I am reading the 1989 paper called "An O(NP) Sequence Comparison Algorithm" by Wu, Manber, Myers, and Miller. The algorithm sounds like a good fit for a project I'm doing at work. I have found some implementations in my target language that I could reuse, but I want to make sure that I understand the algorithm (and the code) because it is so crucial to my project.

I am a ways into the paper, and seem to be understanding it, but there's something important in the abstract that still doesn't make sense to me. This is the relevant portion:

Let $A$ and $B$ be two sequences of length $M$ and $N$ respectively, where without loss of generality $N \ge M$, and let $D$ be the length of a shortest edit script between them. A parameter related to $D$ is the number of deletions in such a script, $P = D/2 - (N - M)/2$. We present an algorithm...

This relationship between $P$, $D$, $N$, and $M$ is not proven in the paper. And when a try using it with a simple example (turning "xy" into "x", for instance), I get a nonsensical answer. Can someone please explain the relationship?

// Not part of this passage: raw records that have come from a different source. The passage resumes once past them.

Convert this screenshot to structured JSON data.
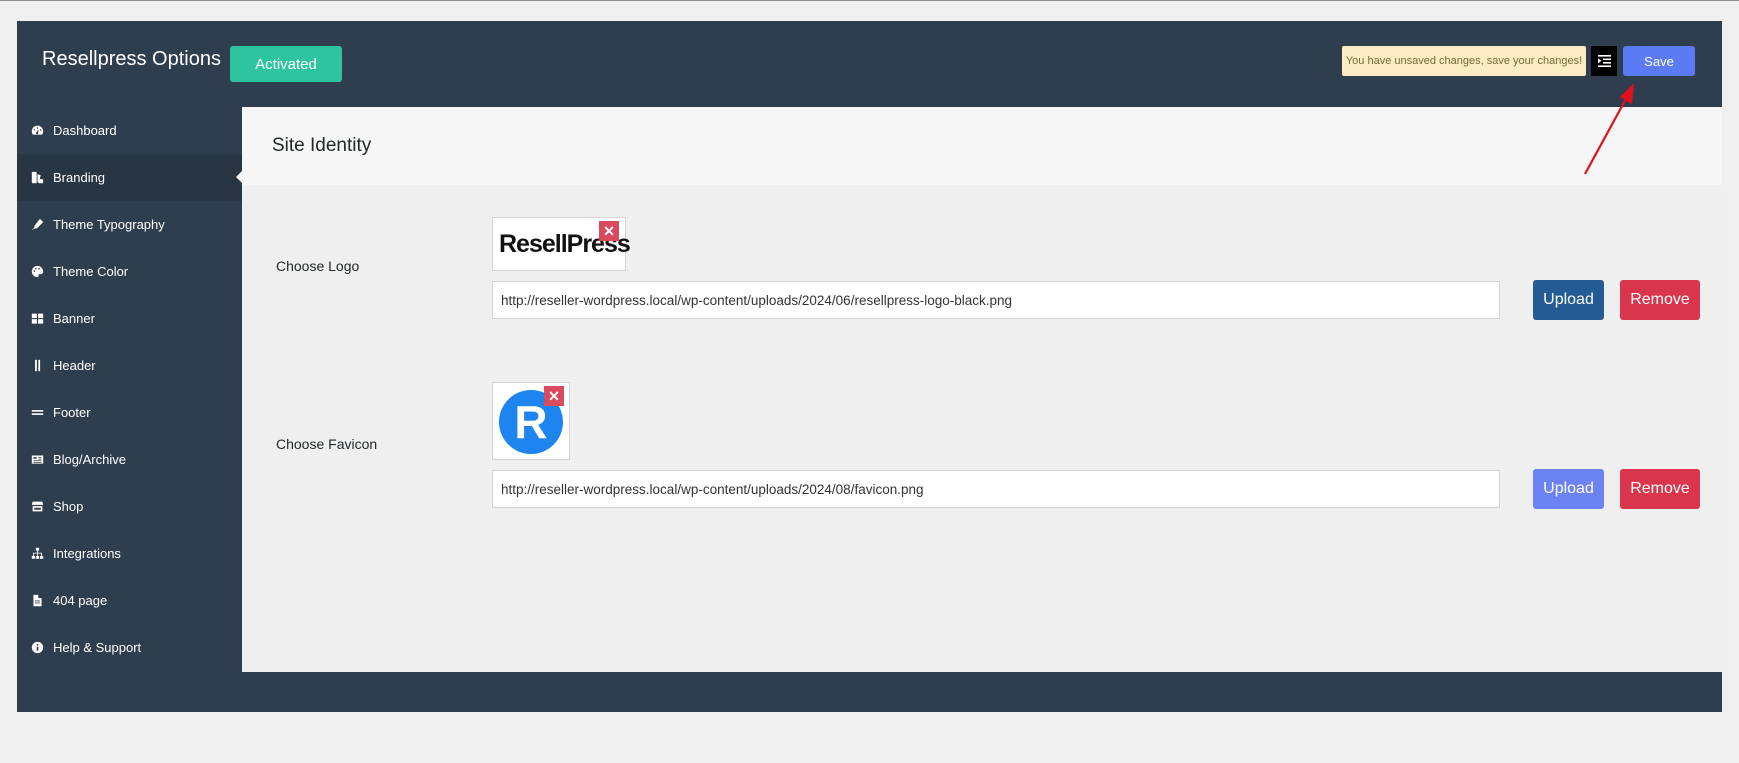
{
  "header": {
    "title": "Resellpress Options",
    "status_badge": "Activated",
    "unsaved_notice": "You have unsaved changes, save your changes!",
    "save_label": "Save"
  },
  "sidebar": {
    "items": [
      {
        "label": "Dashboard",
        "icon": "dashboard-icon"
      },
      {
        "label": "Branding",
        "icon": "branding-icon",
        "active": true
      },
      {
        "label": "Theme Typography",
        "icon": "pen-icon"
      },
      {
        "label": "Theme Color",
        "icon": "palette-icon"
      },
      {
        "label": "Banner",
        "icon": "grid-icon"
      },
      {
        "label": "Header",
        "icon": "header-bars-icon"
      },
      {
        "label": "Footer",
        "icon": "footer-lines-icon"
      },
      {
        "label": "Blog/Archive",
        "icon": "blog-icon"
      },
      {
        "label": "Shop",
        "icon": "store-icon"
      },
      {
        "label": "Integrations",
        "icon": "sitemap-icon"
      },
      {
        "label": "404 page",
        "icon": "file-icon"
      },
      {
        "label": "Help & Support",
        "icon": "info-icon"
      }
    ]
  },
  "main": {
    "section_title": "Site Identity",
    "logo": {
      "label": "Choose Logo",
      "preview_text": "ResellPress",
      "url": "http://reseller-wordpress.local/wp-content/uploads/2024/06/resellpress-logo-black.png",
      "upload_label": "Upload",
      "remove_label": "Remove"
    },
    "favicon": {
      "label": "Choose Favicon",
      "preview_letter": "R",
      "url": "http://reseller-wordpress.local/wp-content/uploads/2024/08/favicon.png",
      "upload_label": "Upload",
      "remove_label": "Remove"
    }
  },
  "colors": {
    "panel": "#2f3e4e",
    "accent_green": "#2dc5a1",
    "save_blue": "#5b7bf5",
    "upload_dark": "#235c95",
    "upload_light": "#6c83f3",
    "remove_red": "#d9364d",
    "arrow_red": "#e0101d",
    "favicon_blue": "#1d84f0"
  }
}
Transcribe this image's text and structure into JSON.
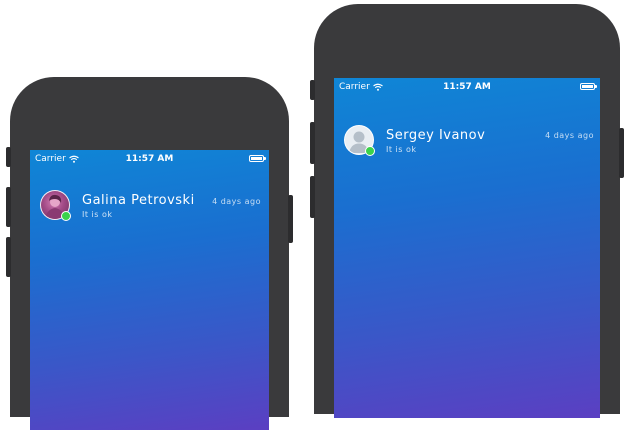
{
  "screens": [
    {
      "status": {
        "carrier": "Carrier",
        "time": "11:57 AM"
      },
      "contact": {
        "name": "Galina  Petrovski",
        "message": "It is ok",
        "time": "4 days ago",
        "avatar": "photo-avatar",
        "online": true
      }
    },
    {
      "status": {
        "carrier": "Carrier",
        "time": "11:57 AM"
      },
      "contact": {
        "name": "Sergey  Ivanov",
        "message": "It is ok",
        "time": "4 days ago",
        "avatar": "placeholder-avatar",
        "online": true
      }
    }
  ],
  "colors": {
    "gradient_top": "#0f86d6",
    "gradient_bottom": "#5b3fc2",
    "online": "#3ad24b",
    "phone_frame": "#3a3a3c"
  }
}
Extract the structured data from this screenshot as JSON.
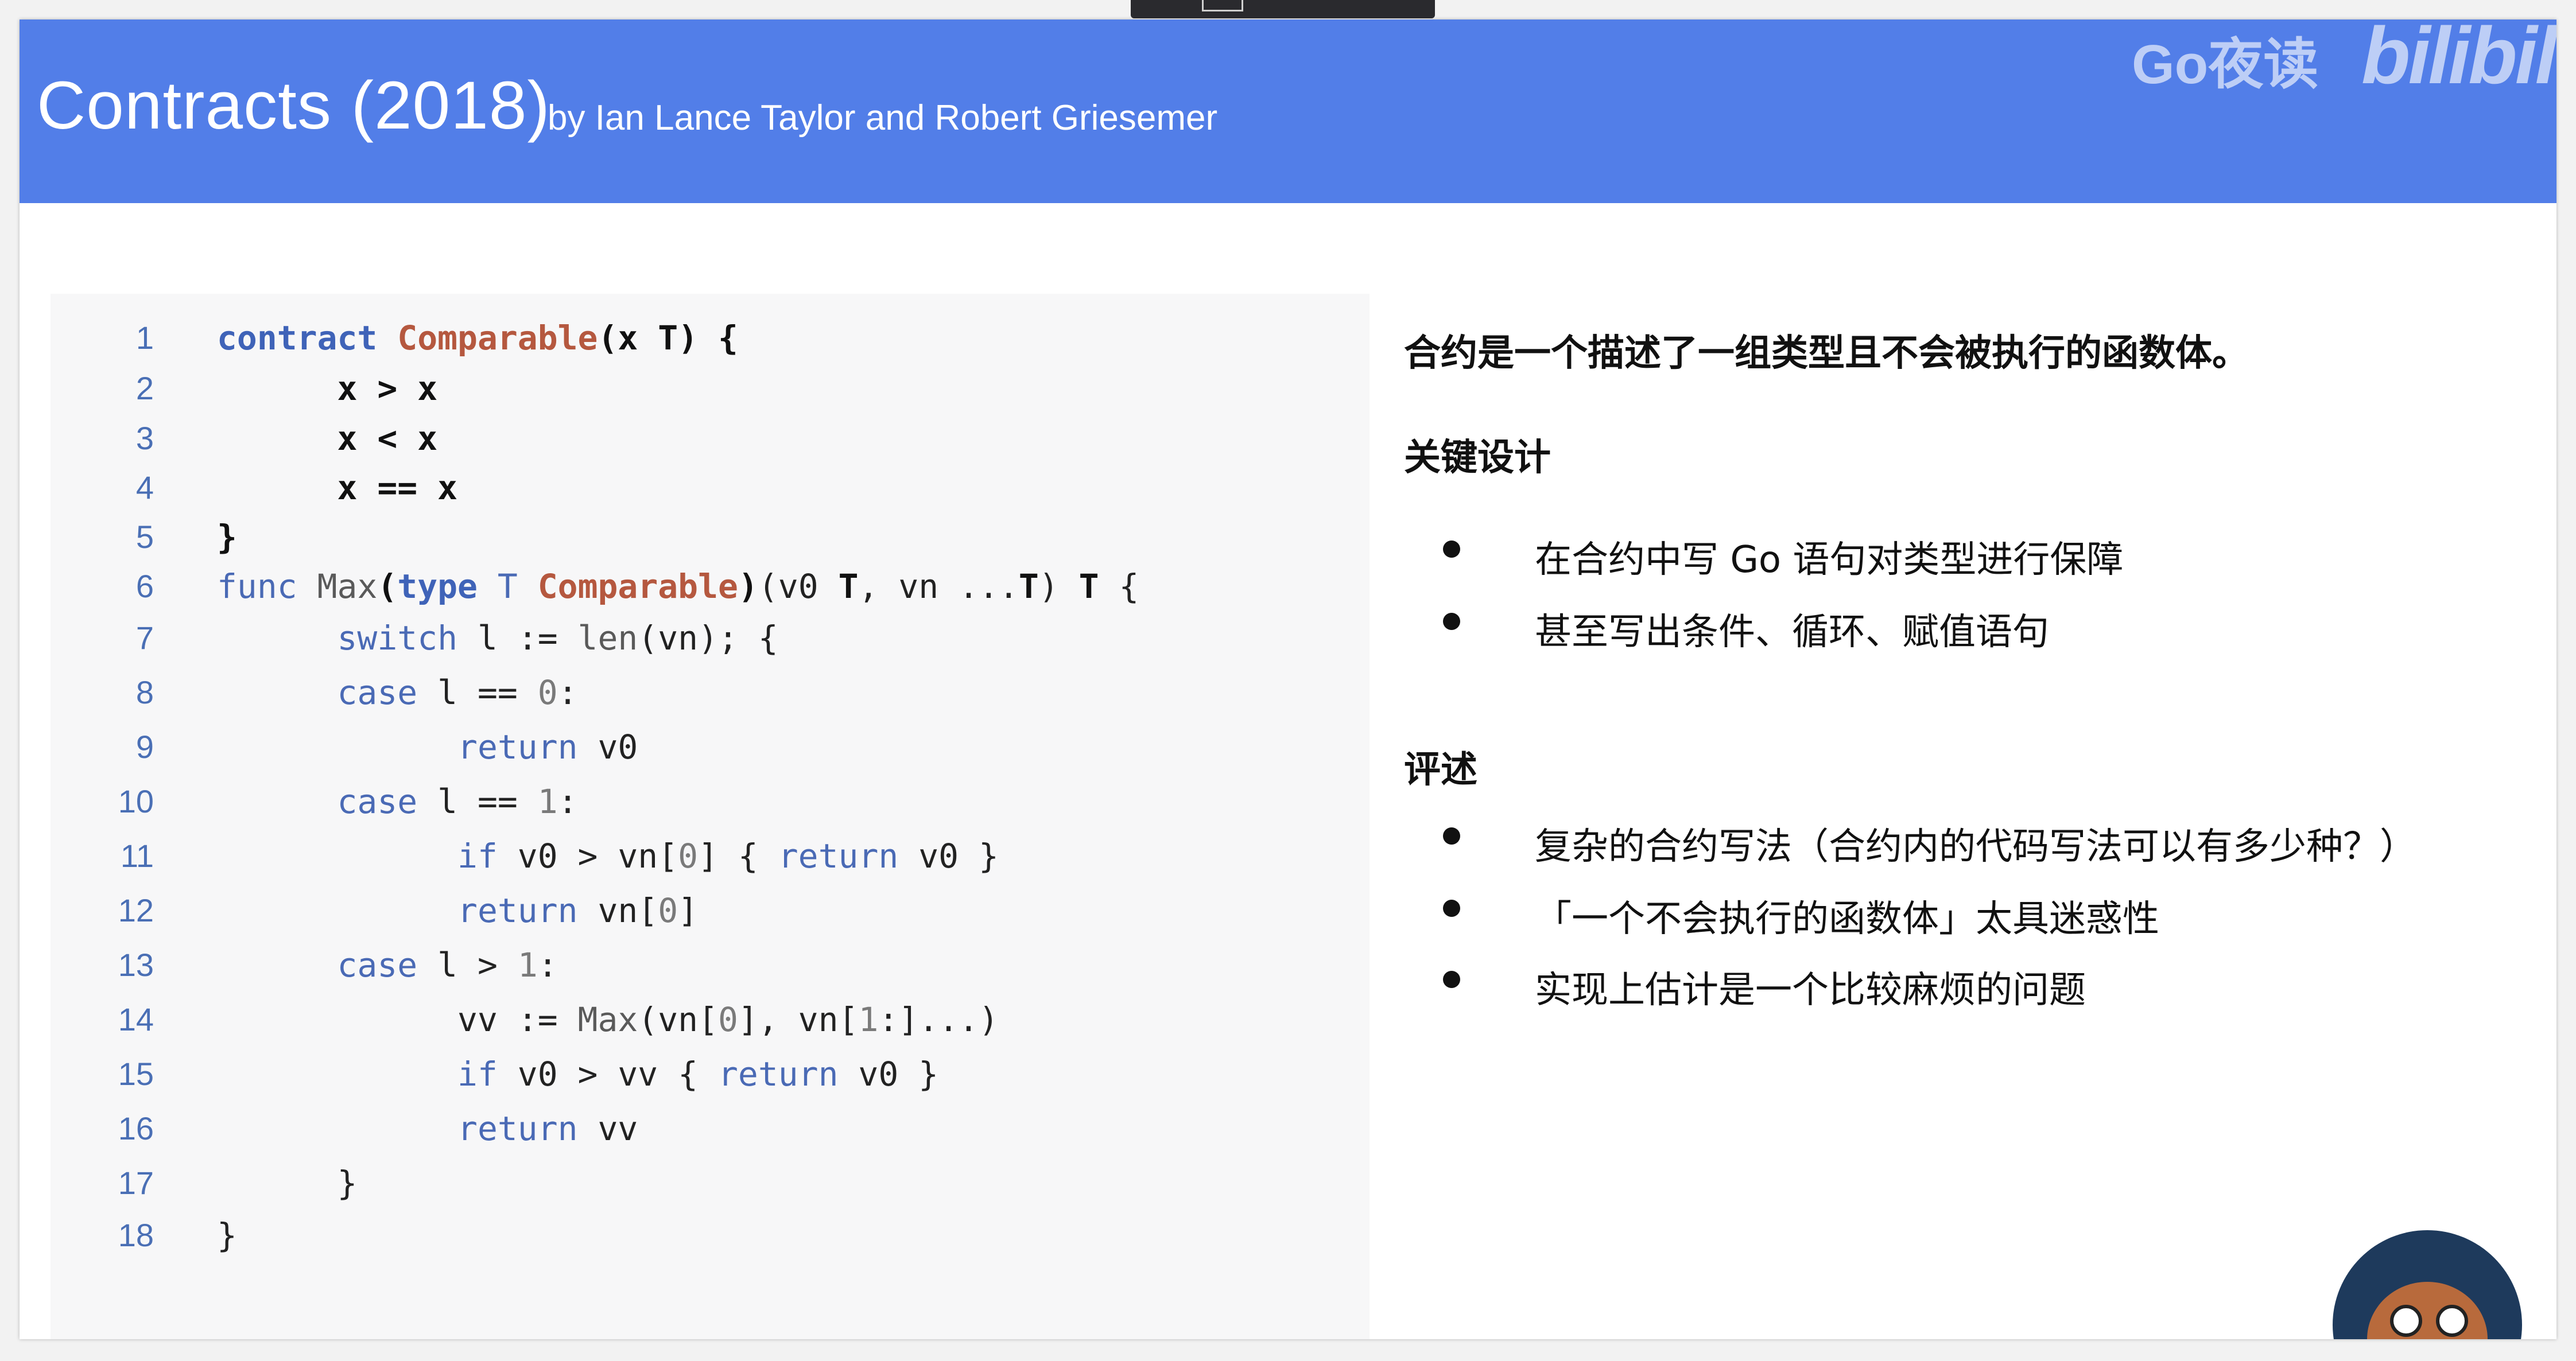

This is a straightforward consequence of the fact that the edit script only contains insert and delete operations. It follows from a little bit of basic arithmetic -- it's nothing especially deep.

Consider a script that contains $I$ insert operations and $P$ delete operations. Then the total number of operations in the edit script is $I+P$. If we're given that the total number of operations is $D$, we know $D=I+P$. Also we know $M+I-P=N$ (since each insert operation increases the length of the document, and each delete decreases it). Solving these two simultaneous equations yields the relationship you list.